Yine Koç Holding, 2016 yılının ilk çeyreğinde konsolide bazda toplam 14.1 milyar TL gelir elde ederken, 515 milyon TL ana ortaklık payı net dönem kârı gerçekleştirdi.[74]

  • “Sabancı’nın 2016’nın ilk 9 ay kârı 1.8 milyar lira oldu.[75]
  • Vestel’in 2015 yılında 70 milyon TL olan kârı 2016 yılının ilk çeyreğinde 111 milyon TL olarak gerçekleşti.[76]
  • Pegasus, 2016’nın ilk 9 ayında 43.3 milyon TL kâr etti.[77]
  • Bimeks, 2015’te faaliyet kârını yüzde 29 artırdı. Satışlarını da yüzde 25 artıran Bimeks’in net kârı 9.4 milyon TL oldu.[78]
  • Turkcell, 2016’nın ilk 9 aylık verilerine göre gelir ve kârlılıkta tüm zamanların rekorunu kırdı. Şirket, 3’üncü çeyrekte gelirlerini yüzde 8.8 artırarak 3 milyar 658 milyon liraya ulaştırdı.[79]

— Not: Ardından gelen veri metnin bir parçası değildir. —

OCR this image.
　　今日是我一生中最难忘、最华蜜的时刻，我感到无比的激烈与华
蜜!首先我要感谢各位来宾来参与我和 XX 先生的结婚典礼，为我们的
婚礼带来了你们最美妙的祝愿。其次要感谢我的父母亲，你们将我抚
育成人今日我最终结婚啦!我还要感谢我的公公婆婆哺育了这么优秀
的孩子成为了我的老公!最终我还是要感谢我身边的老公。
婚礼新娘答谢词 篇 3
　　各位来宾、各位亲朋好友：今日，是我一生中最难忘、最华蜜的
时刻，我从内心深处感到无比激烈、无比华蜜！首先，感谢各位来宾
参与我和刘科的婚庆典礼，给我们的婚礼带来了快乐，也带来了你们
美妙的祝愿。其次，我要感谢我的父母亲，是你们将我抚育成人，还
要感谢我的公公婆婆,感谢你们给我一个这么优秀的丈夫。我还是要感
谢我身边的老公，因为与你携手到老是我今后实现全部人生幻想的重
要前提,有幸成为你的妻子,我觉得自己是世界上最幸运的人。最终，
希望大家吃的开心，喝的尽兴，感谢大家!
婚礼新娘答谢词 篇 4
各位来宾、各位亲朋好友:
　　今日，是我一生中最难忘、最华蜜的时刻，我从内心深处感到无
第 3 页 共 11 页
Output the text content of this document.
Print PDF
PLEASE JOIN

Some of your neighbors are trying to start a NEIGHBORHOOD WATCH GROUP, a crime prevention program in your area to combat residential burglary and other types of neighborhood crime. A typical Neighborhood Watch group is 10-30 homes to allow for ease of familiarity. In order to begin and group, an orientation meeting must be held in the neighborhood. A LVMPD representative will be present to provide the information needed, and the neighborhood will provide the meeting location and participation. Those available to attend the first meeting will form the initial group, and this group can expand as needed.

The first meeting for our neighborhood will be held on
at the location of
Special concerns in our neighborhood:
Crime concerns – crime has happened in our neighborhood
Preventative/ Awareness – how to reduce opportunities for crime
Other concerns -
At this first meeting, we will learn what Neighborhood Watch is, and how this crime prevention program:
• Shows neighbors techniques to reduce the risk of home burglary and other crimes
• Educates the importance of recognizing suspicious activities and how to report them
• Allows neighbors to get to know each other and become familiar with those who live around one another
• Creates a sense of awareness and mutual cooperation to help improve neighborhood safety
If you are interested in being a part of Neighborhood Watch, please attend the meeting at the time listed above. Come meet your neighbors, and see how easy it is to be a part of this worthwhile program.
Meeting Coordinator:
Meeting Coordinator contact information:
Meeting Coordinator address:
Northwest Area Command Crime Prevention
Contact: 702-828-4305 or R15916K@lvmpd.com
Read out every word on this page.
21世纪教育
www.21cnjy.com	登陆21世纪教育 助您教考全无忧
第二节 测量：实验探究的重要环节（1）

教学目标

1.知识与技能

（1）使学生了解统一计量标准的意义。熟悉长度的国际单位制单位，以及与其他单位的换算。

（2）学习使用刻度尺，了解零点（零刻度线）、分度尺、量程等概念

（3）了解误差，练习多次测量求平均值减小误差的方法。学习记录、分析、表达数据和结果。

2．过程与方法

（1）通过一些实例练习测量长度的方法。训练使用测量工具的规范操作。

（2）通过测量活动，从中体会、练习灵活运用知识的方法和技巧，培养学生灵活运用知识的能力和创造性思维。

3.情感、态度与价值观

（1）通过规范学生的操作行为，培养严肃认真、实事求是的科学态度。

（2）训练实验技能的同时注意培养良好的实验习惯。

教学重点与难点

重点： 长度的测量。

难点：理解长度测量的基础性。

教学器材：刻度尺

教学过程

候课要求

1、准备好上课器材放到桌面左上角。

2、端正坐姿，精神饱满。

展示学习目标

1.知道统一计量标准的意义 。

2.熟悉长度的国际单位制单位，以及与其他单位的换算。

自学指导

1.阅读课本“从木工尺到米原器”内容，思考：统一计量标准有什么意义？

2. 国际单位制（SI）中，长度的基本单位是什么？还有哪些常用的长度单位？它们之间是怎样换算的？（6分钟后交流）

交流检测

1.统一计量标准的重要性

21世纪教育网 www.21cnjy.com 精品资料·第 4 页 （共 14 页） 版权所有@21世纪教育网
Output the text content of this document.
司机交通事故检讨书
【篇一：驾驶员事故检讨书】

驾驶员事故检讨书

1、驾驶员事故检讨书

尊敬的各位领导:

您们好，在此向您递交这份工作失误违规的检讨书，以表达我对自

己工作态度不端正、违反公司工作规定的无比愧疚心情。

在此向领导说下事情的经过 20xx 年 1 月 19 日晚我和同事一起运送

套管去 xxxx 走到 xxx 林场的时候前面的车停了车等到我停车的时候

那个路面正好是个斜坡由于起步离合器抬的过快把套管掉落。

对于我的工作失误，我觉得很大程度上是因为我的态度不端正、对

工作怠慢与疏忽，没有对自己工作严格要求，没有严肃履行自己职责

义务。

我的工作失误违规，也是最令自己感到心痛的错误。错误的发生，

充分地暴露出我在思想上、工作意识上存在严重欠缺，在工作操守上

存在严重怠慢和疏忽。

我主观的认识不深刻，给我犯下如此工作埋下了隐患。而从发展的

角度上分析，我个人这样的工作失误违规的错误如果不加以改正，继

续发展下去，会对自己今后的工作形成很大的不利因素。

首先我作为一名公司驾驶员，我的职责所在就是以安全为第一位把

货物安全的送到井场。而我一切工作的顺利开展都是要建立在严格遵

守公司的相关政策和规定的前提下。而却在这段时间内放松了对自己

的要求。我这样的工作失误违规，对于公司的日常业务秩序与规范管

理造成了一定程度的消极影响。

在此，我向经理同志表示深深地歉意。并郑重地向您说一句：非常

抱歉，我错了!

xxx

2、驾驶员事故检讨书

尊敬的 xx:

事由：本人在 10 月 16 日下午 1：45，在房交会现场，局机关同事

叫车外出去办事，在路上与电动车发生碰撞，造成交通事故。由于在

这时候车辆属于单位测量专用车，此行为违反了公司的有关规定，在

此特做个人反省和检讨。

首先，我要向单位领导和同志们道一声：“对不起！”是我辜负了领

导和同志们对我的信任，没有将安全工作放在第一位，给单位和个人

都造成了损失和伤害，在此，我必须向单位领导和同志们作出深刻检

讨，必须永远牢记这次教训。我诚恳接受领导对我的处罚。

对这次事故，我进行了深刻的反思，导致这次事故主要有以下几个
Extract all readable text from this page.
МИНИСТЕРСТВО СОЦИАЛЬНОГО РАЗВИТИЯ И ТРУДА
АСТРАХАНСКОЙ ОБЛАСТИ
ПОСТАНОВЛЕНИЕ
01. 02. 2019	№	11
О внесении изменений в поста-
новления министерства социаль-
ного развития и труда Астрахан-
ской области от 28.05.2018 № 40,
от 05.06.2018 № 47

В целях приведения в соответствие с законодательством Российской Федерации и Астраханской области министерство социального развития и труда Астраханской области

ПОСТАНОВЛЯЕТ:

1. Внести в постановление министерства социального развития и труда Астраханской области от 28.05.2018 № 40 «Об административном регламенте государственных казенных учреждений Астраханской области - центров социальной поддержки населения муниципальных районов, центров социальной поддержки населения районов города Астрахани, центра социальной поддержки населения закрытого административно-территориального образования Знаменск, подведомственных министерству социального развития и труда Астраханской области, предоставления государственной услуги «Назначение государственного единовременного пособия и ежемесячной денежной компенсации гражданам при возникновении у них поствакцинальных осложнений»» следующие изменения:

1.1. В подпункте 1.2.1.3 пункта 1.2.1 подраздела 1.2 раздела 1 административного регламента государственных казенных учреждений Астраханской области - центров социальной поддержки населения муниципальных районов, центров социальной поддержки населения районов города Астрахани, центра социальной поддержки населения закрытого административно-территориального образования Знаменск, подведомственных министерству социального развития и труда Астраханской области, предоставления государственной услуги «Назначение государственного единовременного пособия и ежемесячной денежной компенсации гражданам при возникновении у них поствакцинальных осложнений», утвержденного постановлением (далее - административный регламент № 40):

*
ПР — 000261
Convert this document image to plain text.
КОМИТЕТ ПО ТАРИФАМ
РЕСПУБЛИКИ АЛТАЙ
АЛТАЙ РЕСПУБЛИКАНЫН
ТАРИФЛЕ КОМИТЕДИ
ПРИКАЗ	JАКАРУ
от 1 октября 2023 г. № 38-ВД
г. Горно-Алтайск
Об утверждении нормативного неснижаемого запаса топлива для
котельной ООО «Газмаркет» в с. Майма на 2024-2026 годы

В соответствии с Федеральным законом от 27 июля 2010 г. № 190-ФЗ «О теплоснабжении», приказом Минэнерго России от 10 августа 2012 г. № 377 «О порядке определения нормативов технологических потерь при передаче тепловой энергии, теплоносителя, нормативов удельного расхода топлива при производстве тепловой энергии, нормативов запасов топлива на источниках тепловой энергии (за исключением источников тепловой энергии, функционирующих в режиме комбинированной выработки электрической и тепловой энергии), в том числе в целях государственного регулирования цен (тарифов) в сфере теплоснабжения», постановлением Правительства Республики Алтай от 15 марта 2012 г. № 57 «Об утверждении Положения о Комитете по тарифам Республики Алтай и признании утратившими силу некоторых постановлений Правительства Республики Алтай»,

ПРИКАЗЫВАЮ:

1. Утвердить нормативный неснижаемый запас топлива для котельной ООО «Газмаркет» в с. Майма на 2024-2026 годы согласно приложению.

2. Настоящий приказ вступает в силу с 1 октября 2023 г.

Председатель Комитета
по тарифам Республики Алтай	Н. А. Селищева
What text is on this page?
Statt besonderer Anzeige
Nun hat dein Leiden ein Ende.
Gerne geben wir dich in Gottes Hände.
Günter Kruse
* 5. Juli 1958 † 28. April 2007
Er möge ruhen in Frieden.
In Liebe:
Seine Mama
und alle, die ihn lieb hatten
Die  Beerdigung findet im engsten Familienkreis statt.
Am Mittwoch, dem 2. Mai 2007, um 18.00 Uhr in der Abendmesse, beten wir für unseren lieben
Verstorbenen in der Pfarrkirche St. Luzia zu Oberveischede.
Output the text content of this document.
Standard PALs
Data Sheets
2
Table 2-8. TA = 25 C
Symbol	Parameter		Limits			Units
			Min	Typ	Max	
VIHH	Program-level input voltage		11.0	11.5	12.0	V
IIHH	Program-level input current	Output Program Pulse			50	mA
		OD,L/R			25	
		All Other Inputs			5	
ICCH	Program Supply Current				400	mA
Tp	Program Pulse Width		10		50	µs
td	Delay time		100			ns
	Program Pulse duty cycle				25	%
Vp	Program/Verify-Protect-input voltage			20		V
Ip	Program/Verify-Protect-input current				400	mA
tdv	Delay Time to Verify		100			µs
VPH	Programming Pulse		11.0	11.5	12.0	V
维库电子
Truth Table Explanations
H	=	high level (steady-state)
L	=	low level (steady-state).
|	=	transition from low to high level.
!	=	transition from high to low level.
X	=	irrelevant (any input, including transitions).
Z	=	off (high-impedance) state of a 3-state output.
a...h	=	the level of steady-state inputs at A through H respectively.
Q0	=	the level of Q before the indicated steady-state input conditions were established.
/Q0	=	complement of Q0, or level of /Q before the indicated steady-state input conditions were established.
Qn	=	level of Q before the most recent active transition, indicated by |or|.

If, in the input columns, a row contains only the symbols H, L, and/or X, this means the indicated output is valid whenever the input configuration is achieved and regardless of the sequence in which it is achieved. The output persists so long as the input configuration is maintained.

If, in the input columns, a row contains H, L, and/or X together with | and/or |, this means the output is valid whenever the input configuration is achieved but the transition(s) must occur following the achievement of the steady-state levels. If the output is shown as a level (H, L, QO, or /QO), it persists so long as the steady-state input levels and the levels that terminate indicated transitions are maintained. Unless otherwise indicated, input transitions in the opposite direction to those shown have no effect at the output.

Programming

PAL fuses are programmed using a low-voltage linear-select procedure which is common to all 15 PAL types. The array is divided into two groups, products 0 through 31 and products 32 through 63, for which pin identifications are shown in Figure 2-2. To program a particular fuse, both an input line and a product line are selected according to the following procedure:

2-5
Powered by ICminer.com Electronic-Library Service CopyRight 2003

Gelin, bu verileri, “Çok çalışarak zengin olunsaydı, eşeğin semeri altından olurdu,” diyen Fransız atasözünün altını çizerek noktalayalım!

 

II.3) YOKSULLUK(UMUZ)!

 

“Milyonlar yoksulluğa mahkûm”;[80] “Çalışan hep yoksul”;[81] “Türkiye’de 18 milyon aç, 60 milyon yoksul,”[82] ibareleriyle betimlenmesi gereken Türk(iye) ekonomisinin yoksulluk alt başlığı, hepimize Walter Bagehot’un “Yoksulluk zenginlerin gözünde bir anormalliktir. İnsanların yemek istedikleri zaman neden çıngırak çalmadıklarını anlamak çok zordur,” sözünü hatırlatır.

“Nasıl” mı?

Bir örnek her şeyi özetler gibi: Samsun’da rahatsızlığı nedeniyle hastaneye kaldırılan iki buçuk aylık bebek beslenme yetersizliği nedeniyle yaşamını yitirdi.

Komşularının verdiği yemeklerle karınlarını doyurmaya çalıştıklarını söyleyen Necla B. “Sütüm yok. Çayla insanın sütü olur mu? İki günden beri tenceremde yemek yok. Komşularım bir tabak yemek getirecek de çocuklarım yiyecek” diye konuştu.

2008 yılında vinç düşmesi sonucu sağ ayağının bilekten aşağısı kopan baba Murat B. ise, iş kazası nedeniyle çalışamadığını vurgulayıp, “Çalışamadığım için evime ekmek getiremiyorum. Kızımın ölme sebebi açlık. Durumumuzun ne olduğu belli. Yardım bekliyoruz. İki tane daha çocuğum var. Bakamıyorum, muhtacım. Elimden bir şey gelmiyor,” dedi.

Bir şey daha: Niğde’nin Yeşilgölcük kasabasından iki patates üreticisi sosyal medyada yaptığı paylaşımla borçlarından dolayı böbreğini satılığa çıkardı. Ersin Özden, Facebook’taki paylaşımında, ”Çiftçi mağdur durumda, borçlarından dolayı böbreklerini satılığa çıkardı” diyerek iki cep telefon numarası verdi.[83]

Türkiye’de her 5 kişiden ikisi yardıma muhtaç![84]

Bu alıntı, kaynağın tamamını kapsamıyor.